Key (key) Value (value)
City City dimension key index
Cell Cell dimension key index
Service Business dimension key index
Server IP Server IP dimension key index
Urban business City business dimension key index
Service server IP Service server IP dimension key index
TABLE 1
Taking a key as an example of a city, the city dimension key indexes can comprise average download rate, average download time delay, ratio (success rate) of the number of times of request success to the total number of times of request of all users in the same city, namely, the target data of the same city are classified according to the information contained in the target data, and the city dimension key indexes are obtained by calculating the download rate, download time delay, the number of times of request success and the total number of times of request of the users in the target data (for example, calculating the average value and the duty ratio according to the key indexes in the target data). Taking key as an example of the city service, the city service dimension key index may include average download rate, average download delay, ratio (success rate) of the number of successful requests to the total number of requests of all users accessing the same service in the same city, that is, the target data accessing the same service in the same city is classified according to the information contained in the target data, and the city dimension key index is obtained by calculating the download rate, download delay, the number of successful requests and the total number of requests of the users in the target data. Analysis in other dimensions is similar.

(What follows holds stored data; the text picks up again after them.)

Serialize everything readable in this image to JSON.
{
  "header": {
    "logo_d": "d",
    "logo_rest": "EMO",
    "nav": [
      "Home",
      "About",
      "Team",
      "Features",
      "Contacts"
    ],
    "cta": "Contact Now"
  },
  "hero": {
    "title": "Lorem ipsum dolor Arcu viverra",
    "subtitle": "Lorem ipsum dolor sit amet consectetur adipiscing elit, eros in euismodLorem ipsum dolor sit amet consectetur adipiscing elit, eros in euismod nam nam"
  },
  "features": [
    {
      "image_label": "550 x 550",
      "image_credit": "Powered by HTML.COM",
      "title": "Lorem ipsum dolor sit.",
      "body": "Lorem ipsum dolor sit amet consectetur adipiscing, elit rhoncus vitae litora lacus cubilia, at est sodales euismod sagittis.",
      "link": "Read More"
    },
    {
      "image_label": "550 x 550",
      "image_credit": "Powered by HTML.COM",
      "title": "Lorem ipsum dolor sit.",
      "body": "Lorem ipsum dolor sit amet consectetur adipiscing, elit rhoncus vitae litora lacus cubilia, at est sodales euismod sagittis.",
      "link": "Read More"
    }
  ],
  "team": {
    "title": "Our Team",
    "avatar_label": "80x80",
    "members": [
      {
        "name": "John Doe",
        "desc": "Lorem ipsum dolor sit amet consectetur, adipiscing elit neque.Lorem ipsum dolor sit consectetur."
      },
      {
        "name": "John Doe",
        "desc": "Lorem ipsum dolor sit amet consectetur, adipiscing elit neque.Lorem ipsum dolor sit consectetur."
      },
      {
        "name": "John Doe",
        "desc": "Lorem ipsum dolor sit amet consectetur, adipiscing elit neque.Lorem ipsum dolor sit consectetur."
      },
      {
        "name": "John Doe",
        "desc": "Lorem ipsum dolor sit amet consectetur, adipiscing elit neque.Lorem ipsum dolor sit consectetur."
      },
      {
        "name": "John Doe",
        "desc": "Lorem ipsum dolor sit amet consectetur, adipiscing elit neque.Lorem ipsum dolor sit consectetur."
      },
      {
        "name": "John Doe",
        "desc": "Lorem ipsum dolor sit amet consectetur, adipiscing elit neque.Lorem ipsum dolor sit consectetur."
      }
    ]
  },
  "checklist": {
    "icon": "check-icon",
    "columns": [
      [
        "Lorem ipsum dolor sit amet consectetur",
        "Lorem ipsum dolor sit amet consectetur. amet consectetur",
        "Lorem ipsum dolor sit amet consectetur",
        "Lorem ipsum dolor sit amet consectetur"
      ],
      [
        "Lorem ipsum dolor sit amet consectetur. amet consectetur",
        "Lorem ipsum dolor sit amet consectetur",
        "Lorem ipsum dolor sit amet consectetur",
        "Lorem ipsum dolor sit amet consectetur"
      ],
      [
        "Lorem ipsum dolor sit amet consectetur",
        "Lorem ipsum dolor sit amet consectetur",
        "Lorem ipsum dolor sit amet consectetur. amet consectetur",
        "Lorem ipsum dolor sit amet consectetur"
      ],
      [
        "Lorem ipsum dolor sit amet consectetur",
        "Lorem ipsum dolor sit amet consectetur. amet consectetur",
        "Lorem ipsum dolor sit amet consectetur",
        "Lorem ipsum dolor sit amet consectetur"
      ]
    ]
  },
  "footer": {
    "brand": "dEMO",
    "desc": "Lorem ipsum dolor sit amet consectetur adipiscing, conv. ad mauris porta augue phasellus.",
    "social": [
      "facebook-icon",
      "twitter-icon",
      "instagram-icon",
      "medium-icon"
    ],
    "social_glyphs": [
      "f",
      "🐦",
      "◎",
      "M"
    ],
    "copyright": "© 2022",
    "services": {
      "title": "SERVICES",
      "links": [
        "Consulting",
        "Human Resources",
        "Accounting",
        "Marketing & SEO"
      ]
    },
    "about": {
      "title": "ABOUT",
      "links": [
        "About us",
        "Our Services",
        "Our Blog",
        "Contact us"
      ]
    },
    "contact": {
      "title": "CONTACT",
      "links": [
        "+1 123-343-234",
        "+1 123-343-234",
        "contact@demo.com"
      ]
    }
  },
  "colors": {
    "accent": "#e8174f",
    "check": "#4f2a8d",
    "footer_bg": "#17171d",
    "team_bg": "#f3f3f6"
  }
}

Therefore, the corresponding key indexes can be quickly obtained by taking each target dimension as a key through the hash table, and the whole data of each target dimension is preliminarily known through the key indexes, so that the analysis and evaluation are convenient.
And step 240, obtaining a target result based on the operation on the target data stored in the form of the B+ tree and the key value pairs stored in the hash table.
After storing the target data in the form of a B+ tree and storing each target dimension and the corresponding key index in the hash table in a key value pair manner, the target data in the B+ tree and the data in the hash table can be queried and accessed, and based on the data obtained by query, the total traffic, the number of users, the key index trend and the like are analyzed. When an abnormal situation occurs (for example, a user in a certain city cannot normally access a webpage, and a certain service cannot normally use), the operation can be performed to obtain a target result. For example, comparing the target data and the key index of the target dimension with a preset threshold value, outputting a target result according to the comparison result, and carrying out problem tracking. Therefore, the target data can be quickly obtained through the B+ tree, corresponding data is obtained from the hash table by taking a specific dimension in the target data as a key, and the target result is obtained by integrating multiple aspects of data, so that data analysis display and quick problem positioning and tracking are realized.
For ease of understanding, the following explanation will be given by taking the objective dimension as an example of the city service and the service server IP.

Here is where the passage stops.